O punk ganhou. Ou perdeu, dependendo do seu ponto de vista. Se você é um radical do movimento (eita porra), talvez se ofenda bastante ao descobrir que o estilo “revolucionário” dos anos 1970 virou atração turística em Londres. Que discos, pôsteres e memorabília do punk são vendidos a peso de ouro ou se transformaram em peça de museu. Ou até que em Londres tem um sujeito cujo nome é Sid – batizado assim porque seus pais eram fãs de Sid Vicious, dos Sex Pistols.

Essa matéria televisiva do canal CBC saiu em 2016 e adiantou-se na comemoração dos 40 anos do estilo (1977 é tido como o ano do levante). O vídeo mostra como o som da turma dos cabelos espetados ainda paira sob as ruas de Londres. É bem verdade que você precisa ser um sujeito MUITO maluco para achar que o punk, um estilo outrora satanizado, não deveria ganhar uma exposição na prestigiosa British Library.

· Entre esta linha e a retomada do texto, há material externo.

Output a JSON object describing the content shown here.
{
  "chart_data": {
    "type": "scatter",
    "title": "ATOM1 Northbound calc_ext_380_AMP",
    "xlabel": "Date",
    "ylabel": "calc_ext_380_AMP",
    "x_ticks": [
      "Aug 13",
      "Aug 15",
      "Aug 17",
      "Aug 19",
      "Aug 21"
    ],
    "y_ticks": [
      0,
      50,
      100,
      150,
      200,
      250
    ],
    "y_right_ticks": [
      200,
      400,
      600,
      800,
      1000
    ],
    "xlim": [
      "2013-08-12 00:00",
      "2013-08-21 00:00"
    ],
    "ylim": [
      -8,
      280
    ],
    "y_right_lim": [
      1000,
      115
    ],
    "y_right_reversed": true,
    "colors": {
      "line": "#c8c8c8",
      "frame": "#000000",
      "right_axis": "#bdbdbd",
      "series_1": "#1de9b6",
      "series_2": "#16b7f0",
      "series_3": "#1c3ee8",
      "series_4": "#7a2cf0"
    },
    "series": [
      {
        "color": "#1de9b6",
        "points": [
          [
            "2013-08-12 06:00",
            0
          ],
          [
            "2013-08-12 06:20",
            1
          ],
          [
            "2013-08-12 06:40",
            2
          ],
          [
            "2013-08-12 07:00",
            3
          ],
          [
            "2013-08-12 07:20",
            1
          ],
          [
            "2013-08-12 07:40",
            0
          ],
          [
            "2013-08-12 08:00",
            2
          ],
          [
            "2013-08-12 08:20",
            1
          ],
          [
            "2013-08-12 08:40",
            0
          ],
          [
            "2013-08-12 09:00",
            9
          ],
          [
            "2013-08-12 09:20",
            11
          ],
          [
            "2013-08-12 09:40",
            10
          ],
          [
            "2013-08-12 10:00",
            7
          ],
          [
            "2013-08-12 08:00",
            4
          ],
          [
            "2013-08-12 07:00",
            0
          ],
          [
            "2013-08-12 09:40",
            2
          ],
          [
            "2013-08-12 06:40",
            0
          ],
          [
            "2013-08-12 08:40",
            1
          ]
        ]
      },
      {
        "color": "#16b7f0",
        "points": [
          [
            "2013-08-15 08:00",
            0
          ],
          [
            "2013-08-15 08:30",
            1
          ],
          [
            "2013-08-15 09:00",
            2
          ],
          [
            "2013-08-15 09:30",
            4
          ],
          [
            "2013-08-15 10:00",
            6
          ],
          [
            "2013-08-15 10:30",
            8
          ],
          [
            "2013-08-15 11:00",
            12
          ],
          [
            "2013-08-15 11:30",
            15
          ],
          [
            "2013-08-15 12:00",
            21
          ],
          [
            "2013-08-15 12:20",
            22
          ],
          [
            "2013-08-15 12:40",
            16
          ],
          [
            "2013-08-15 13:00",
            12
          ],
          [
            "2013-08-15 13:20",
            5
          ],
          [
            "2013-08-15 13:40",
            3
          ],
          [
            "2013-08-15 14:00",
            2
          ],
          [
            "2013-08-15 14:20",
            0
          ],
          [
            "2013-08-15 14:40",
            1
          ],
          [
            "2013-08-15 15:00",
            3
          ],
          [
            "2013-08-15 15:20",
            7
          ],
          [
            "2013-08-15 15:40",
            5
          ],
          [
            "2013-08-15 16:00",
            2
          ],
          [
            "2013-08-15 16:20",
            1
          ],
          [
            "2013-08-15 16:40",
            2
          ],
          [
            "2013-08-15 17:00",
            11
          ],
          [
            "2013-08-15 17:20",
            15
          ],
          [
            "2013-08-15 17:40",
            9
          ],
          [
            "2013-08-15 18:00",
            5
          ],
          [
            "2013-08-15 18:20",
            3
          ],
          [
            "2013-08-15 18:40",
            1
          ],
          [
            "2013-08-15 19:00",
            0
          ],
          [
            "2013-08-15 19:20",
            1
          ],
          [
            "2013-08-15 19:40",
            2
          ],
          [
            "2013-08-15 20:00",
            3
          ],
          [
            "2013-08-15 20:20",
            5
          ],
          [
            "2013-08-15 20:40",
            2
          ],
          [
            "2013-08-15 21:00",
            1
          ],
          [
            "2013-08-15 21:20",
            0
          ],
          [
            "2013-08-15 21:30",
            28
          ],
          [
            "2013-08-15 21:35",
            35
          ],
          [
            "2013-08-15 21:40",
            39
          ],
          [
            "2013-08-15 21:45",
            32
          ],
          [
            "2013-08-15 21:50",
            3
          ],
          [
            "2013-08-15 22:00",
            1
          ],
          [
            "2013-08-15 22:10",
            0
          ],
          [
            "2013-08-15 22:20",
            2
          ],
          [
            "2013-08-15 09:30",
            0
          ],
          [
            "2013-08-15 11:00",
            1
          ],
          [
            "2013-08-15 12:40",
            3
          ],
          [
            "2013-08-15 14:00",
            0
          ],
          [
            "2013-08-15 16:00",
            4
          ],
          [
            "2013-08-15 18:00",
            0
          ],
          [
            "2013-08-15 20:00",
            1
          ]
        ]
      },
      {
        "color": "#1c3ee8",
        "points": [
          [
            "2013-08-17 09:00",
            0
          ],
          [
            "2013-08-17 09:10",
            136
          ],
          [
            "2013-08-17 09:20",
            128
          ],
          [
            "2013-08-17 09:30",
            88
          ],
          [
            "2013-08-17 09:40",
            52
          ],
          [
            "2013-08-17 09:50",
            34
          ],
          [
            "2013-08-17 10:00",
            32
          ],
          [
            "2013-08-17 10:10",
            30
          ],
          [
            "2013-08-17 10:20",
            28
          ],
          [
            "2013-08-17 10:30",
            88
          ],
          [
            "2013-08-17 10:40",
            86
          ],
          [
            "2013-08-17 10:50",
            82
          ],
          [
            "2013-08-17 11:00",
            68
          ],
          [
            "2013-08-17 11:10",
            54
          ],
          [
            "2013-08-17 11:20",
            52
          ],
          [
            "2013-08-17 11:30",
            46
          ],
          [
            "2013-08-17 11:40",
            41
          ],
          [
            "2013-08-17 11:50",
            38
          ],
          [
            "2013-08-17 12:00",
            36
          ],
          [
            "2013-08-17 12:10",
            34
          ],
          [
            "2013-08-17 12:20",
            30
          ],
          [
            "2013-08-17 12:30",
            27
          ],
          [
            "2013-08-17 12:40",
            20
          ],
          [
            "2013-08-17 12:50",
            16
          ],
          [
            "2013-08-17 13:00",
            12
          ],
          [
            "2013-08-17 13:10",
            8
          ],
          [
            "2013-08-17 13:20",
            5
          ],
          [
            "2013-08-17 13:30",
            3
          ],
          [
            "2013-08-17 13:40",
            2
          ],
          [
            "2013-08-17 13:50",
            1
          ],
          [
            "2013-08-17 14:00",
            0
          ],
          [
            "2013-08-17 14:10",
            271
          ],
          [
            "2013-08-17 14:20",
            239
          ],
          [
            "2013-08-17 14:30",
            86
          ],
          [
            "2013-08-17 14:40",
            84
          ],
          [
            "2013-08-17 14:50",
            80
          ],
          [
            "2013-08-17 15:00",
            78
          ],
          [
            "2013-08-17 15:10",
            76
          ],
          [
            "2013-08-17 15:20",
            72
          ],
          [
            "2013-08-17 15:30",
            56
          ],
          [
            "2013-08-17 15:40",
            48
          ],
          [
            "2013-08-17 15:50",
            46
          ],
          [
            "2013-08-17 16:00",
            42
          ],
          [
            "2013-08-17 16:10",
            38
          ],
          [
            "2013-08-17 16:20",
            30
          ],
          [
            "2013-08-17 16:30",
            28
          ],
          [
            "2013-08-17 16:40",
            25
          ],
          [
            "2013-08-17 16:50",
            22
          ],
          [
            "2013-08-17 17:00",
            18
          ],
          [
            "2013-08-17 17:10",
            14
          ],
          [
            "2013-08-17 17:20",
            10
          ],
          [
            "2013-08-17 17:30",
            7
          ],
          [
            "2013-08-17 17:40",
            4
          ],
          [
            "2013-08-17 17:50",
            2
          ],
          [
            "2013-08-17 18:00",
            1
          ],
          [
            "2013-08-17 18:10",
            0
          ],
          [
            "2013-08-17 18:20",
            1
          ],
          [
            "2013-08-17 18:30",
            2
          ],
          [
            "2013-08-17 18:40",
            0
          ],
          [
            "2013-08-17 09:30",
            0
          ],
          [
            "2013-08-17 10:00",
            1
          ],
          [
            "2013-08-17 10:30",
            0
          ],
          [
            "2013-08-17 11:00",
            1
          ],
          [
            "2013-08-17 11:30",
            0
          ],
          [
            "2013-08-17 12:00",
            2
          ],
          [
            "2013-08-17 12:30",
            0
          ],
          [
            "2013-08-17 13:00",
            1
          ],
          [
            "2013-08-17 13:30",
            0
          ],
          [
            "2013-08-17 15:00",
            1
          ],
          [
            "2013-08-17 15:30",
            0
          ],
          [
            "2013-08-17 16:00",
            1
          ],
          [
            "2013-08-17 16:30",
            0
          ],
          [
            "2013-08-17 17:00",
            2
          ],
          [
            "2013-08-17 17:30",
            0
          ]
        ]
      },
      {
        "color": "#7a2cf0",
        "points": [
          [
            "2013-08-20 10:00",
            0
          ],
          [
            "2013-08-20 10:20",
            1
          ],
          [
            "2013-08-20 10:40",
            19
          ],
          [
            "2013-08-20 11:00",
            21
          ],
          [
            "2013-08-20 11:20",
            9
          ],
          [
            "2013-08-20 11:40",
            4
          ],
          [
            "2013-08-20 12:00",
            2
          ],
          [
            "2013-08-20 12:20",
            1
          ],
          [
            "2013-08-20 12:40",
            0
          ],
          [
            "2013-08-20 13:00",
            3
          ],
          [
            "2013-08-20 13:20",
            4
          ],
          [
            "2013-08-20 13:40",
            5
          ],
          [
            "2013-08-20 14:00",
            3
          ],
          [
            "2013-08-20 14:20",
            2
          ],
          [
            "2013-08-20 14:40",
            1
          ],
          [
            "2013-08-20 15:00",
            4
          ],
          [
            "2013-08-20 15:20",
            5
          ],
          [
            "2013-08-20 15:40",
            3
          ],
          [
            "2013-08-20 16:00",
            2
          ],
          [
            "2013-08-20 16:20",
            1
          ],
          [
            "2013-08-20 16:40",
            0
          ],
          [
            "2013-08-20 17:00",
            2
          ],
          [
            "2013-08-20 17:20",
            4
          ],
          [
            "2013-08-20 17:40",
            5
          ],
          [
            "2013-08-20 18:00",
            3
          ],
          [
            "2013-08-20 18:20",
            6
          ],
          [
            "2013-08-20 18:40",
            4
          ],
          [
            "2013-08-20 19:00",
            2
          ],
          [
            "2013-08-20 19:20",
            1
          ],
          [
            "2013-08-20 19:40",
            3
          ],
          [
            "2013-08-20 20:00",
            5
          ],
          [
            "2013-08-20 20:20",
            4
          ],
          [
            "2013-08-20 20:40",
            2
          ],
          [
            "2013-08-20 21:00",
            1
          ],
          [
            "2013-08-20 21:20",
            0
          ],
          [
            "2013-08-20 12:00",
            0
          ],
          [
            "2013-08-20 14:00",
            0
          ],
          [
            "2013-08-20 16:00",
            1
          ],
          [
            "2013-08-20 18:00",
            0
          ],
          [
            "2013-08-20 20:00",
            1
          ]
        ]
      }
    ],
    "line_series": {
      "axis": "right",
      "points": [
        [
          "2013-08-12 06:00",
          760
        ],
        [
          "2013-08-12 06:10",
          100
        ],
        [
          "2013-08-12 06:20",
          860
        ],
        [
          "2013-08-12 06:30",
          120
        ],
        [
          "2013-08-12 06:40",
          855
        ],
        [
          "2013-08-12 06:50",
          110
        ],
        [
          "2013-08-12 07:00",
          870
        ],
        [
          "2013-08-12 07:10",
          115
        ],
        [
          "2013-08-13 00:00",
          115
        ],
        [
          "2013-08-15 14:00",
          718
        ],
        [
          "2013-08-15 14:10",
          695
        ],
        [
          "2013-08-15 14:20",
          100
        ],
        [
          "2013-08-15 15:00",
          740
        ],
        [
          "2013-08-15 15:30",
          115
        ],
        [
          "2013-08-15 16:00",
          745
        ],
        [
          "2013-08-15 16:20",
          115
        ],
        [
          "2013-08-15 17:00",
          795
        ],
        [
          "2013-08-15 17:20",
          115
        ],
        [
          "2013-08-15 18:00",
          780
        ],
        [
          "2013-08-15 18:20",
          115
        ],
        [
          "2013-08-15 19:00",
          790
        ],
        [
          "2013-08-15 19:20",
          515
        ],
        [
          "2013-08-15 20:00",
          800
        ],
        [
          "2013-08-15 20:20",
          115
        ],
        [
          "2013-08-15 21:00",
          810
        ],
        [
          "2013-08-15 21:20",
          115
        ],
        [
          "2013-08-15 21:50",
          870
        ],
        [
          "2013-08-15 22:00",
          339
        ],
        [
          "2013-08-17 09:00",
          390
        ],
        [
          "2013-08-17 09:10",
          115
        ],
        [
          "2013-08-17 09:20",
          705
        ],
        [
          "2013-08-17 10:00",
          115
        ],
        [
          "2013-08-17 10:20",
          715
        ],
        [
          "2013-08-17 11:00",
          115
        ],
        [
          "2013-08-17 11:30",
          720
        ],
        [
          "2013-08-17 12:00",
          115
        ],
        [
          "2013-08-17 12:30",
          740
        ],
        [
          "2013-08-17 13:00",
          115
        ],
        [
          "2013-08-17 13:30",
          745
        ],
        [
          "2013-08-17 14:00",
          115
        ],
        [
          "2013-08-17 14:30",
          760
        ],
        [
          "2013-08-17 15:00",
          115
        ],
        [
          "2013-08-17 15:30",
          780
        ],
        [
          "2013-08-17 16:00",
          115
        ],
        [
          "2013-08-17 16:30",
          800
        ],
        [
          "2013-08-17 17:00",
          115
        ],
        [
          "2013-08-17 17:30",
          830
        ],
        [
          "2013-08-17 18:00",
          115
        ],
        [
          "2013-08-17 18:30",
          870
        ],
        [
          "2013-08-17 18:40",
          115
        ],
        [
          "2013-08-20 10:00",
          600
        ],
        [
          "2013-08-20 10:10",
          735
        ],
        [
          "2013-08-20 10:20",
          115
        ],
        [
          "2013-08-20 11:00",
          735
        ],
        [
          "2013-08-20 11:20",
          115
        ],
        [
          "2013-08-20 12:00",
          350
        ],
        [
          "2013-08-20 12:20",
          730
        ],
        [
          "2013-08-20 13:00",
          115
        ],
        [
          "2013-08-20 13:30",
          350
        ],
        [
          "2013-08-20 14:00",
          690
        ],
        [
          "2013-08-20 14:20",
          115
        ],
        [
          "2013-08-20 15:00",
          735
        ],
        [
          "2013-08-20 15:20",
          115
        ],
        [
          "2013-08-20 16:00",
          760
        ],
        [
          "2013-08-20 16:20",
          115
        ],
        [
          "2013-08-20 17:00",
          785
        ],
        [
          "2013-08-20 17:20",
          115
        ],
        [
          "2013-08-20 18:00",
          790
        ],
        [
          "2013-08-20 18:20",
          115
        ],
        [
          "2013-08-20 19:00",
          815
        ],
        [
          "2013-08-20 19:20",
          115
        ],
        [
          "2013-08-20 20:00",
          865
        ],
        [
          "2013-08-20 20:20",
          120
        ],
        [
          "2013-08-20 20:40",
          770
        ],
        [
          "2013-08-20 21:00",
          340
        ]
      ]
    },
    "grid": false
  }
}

Pois bem, ele ganhou a expo Punk 1976-1978, que ficou por lá de maio a outubro de 2016. E deixou fãs do estilo malucos: tinha documentos, pôsteres, discos, matérias de jornal, fanzines.

Nos primeiros minutos do vídeo tem um papo com o curador da exposição, Andy Linehan, deixando claro que as pessoas ainda se chocavam com coisas expostas na mostra (as camisetas usadas pelos músicos, por exemplo). Glen Matlock, primeiro baixista dos Sex Pistols, conta que o punk era “o primeiro movimento da juventude que não era manufaturado”. Os UK Subs, banda veterana do estilo, cujo vocalista Charlie Harper já passou dos 70, surgem no palco num show recente. E mostram seu baterista, Jamie Oliver, um garotão com idade para ser filho do vocalista, e que aprendeu a escutar punk com a mãe.

Agora, para chocar, tem o papo com Joe Corré, filho do ex-empresário dos Pistols, Malcolm McLaren, e da estilista Vivienne Westwood. Se você lembra do fato de Joe ter ateado fogo a uma memorabília punk que pertencia a seu pai, e que estava avaliada em cinco milhões de libras, pode dar uma olhadinha no montante antes de ele virar fumaça – o material aparece na reportagem. Corré zoa a vigente onda de consumismo e celebração em torno do punk. “A Grã-Bretanha só embarcou nessa porque não tem um casamento real, ou algo para se distrair, e entrou nessa de ‘punk rock, London’. Foda-se, né?”, resmunga.